Fully fueled with hypergolic liquids,* the Navy rocket weighs only 700 lbs.; the 1,300-lb. thrust of its engine can easily lift it off the ground. Setting the rocket down gently and upright is a much tougher task. To postpone some of the problems, the Navy flies the rocket up and down a set of vertical cables. This takes care of wobbling and allows the rocket's operators to concentrate on controlling its vertical motion.
The soft-landing rocket has a special NOTS engine (named after the Naval Ordnance Test Station) with a delicately variable thrust. When it blasts off, the rocket climbs the cables as long as the thrust of its engine is greater than its total weight. When the thrust is reduced by electrical signals sent through an "umbilical cord," the rocket can be made to hover, then ease itself gently down the cables to a controlled landing on automobile shock absorbers.

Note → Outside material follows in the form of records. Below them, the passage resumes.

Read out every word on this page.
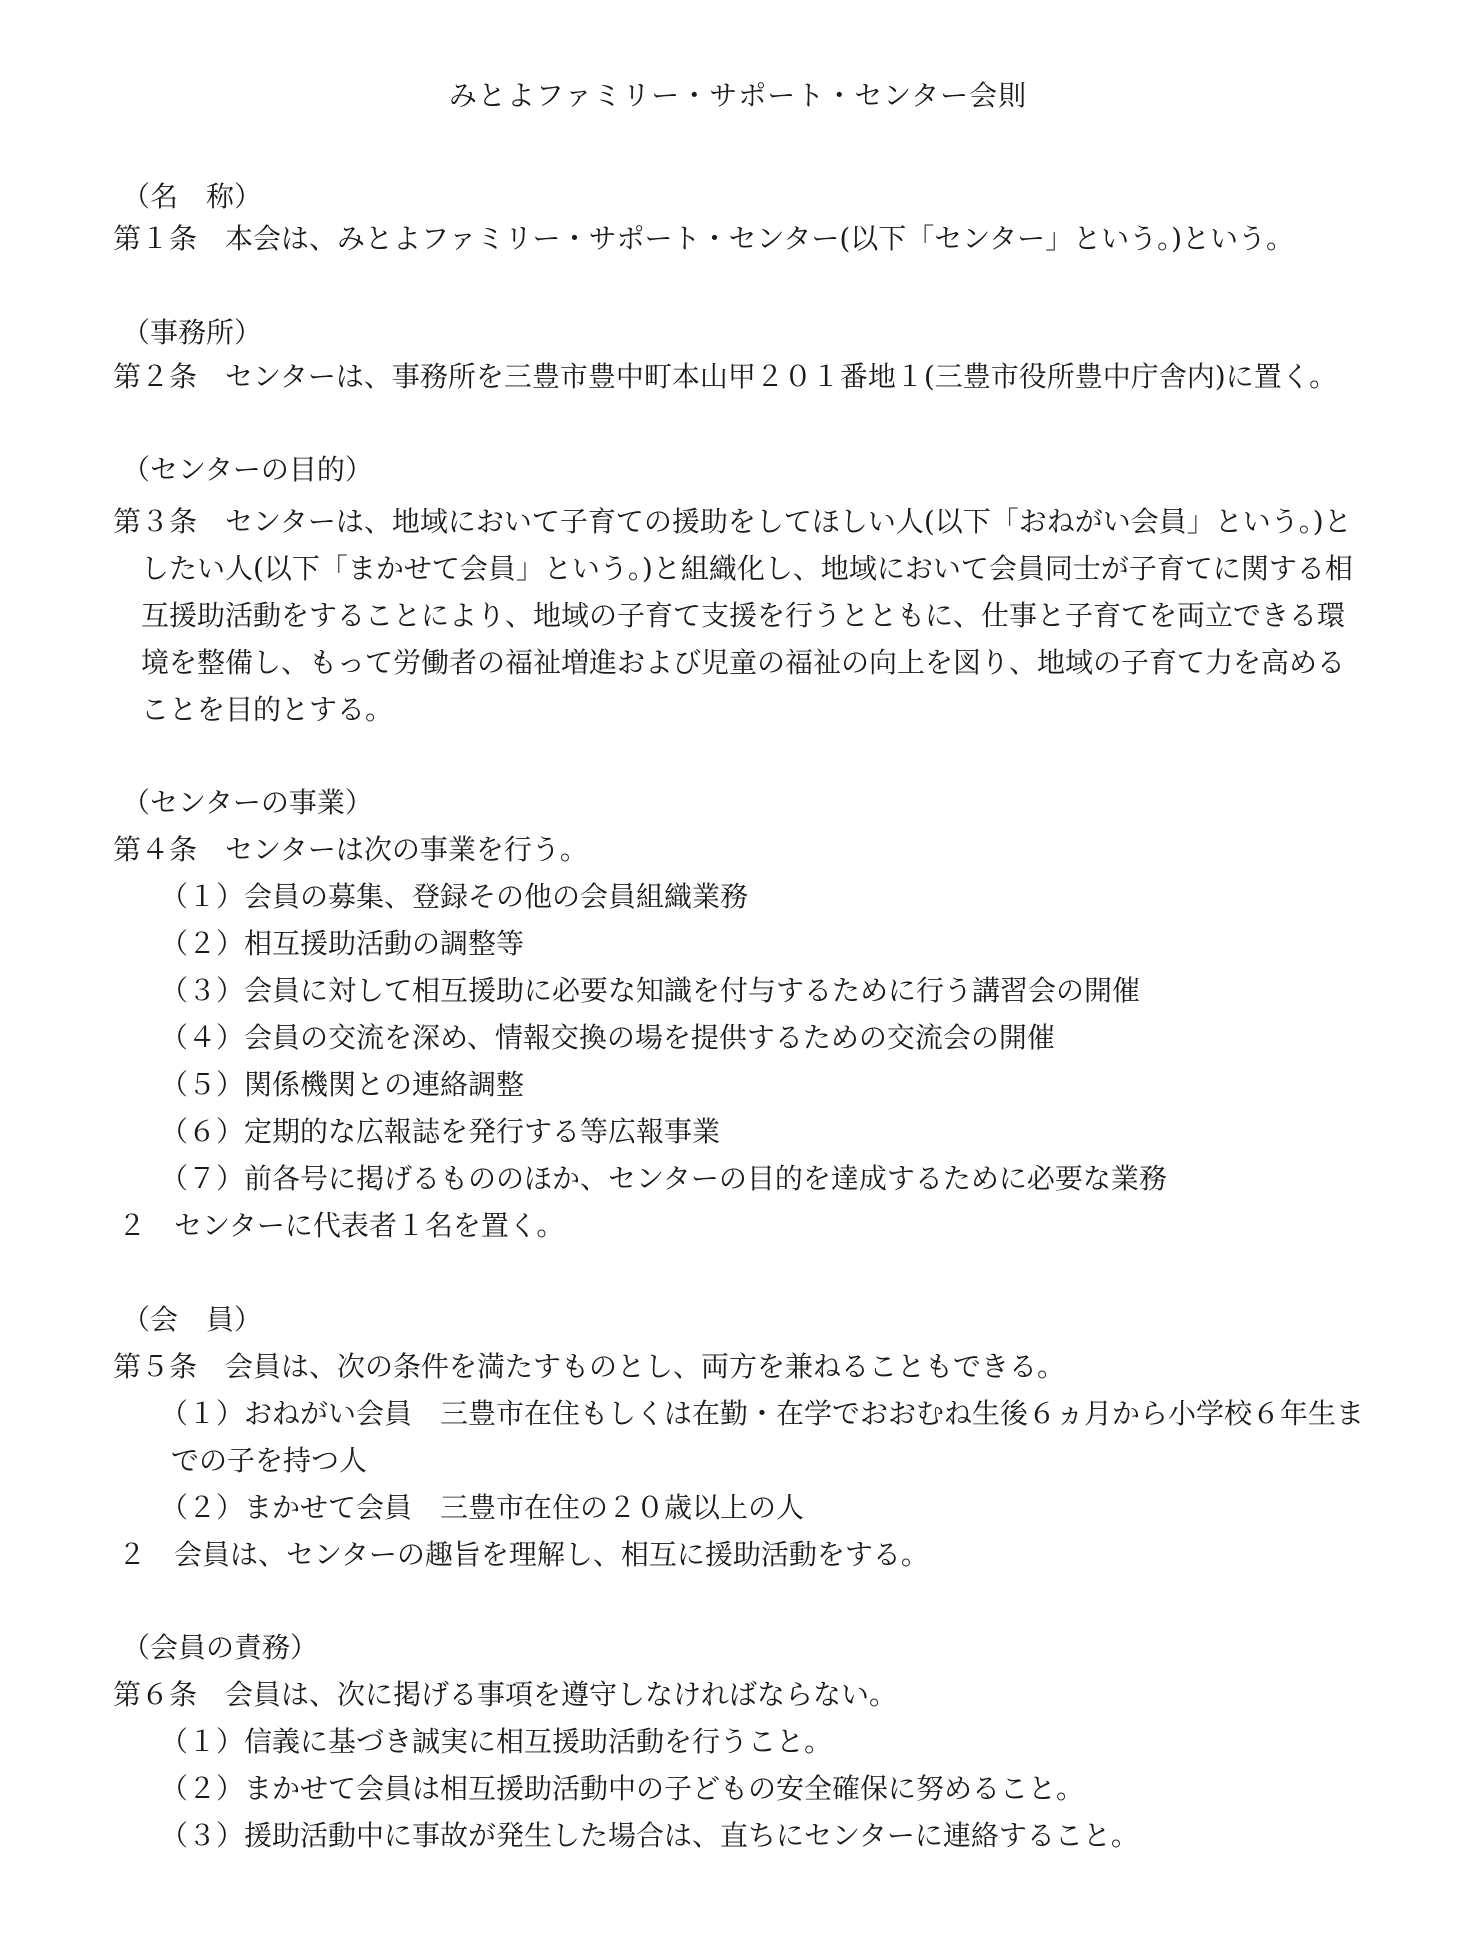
みとよファミリー・サポート・センター会則
（名　称）
第１条　本会は、みとよファミリー・サポート・センター(以下「センター」という。)という。
（事務所）
第２条　センターは、事務所を三豊市豊中町本山甲２０１番地１(三豊市役所豊中庁舎内)に置く。
（センターの目的）
第３条　センターは、地域において子育ての援助をしてほしい人(以下「おねがい会員」という。)と
したい人(以下「まかせて会員」という。)と組織化し、地域において会員同士が子育てに関する相
互援助活動をすることにより、地域の子育て支援を行うとともに、仕事と子育てを両立できる環
境を整備し、もって労働者の福祉増進および児童の福祉の向上を図り、地域の子育て力を高める
ことを目的とする。
（センターの事業）
第４条　センターは次の事業を行う。
（１）会員の募集、登録その他の会員組織業務
（２）相互援助活動の調整等
（３）会員に対して相互援助に必要な知識を付与するために行う講習会の開催
（４）会員の交流を深め、情報交換の場を提供するための交流会の開催
（５）関係機関との連絡調整
（６）定期的な広報誌を発行する等広報事業
（７）前各号に掲げるもののほか、センターの目的を達成するために必要な業務
２　センターに代表者１名を置く。
（会　員）
第５条　会員は、次の条件を満たすものとし、両方を兼ねることもできる。
（１）おねがい会員　三豊市在住もしくは在勤・在学でおおむね生後６ヵ月から小学校６年生ま
での子を持つ人
（２）まかせて会員　三豊市在住の２０歳以上の人
２　会員は、センターの趣旨を理解し、相互に援助活動をする。
（会員の責務）
第６条　会員は、次に掲げる事項を遵守しなければならない。
（１）信義に基づき誠実に相互援助活動を行うこと。
（２）まかせて会員は相互援助活動中の子どもの安全確保に努めること。
（３）援助活動中に事故が発生した場合は、直ちにセンターに連絡すること。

The Navy is encouraged by its success in making an engine with a thrust that can be controlled so precisely. But engineers who have been working on the rocket since 1958 realize only too well that many a problem remains before far-flying spaceships can make such soft landings on their own. Later models will need stabilizing devices to take the place of guide cables. They will also need sensitive instruments to gauge the diminishing distance to the ground. But when such tricky gadgets have been developed, a descendant of the weird bar-stool-and-basketball may some day descend gently on the rugged surface of the moon.
*Liquid fuels that ignite spontaneously when they come in contact with each other.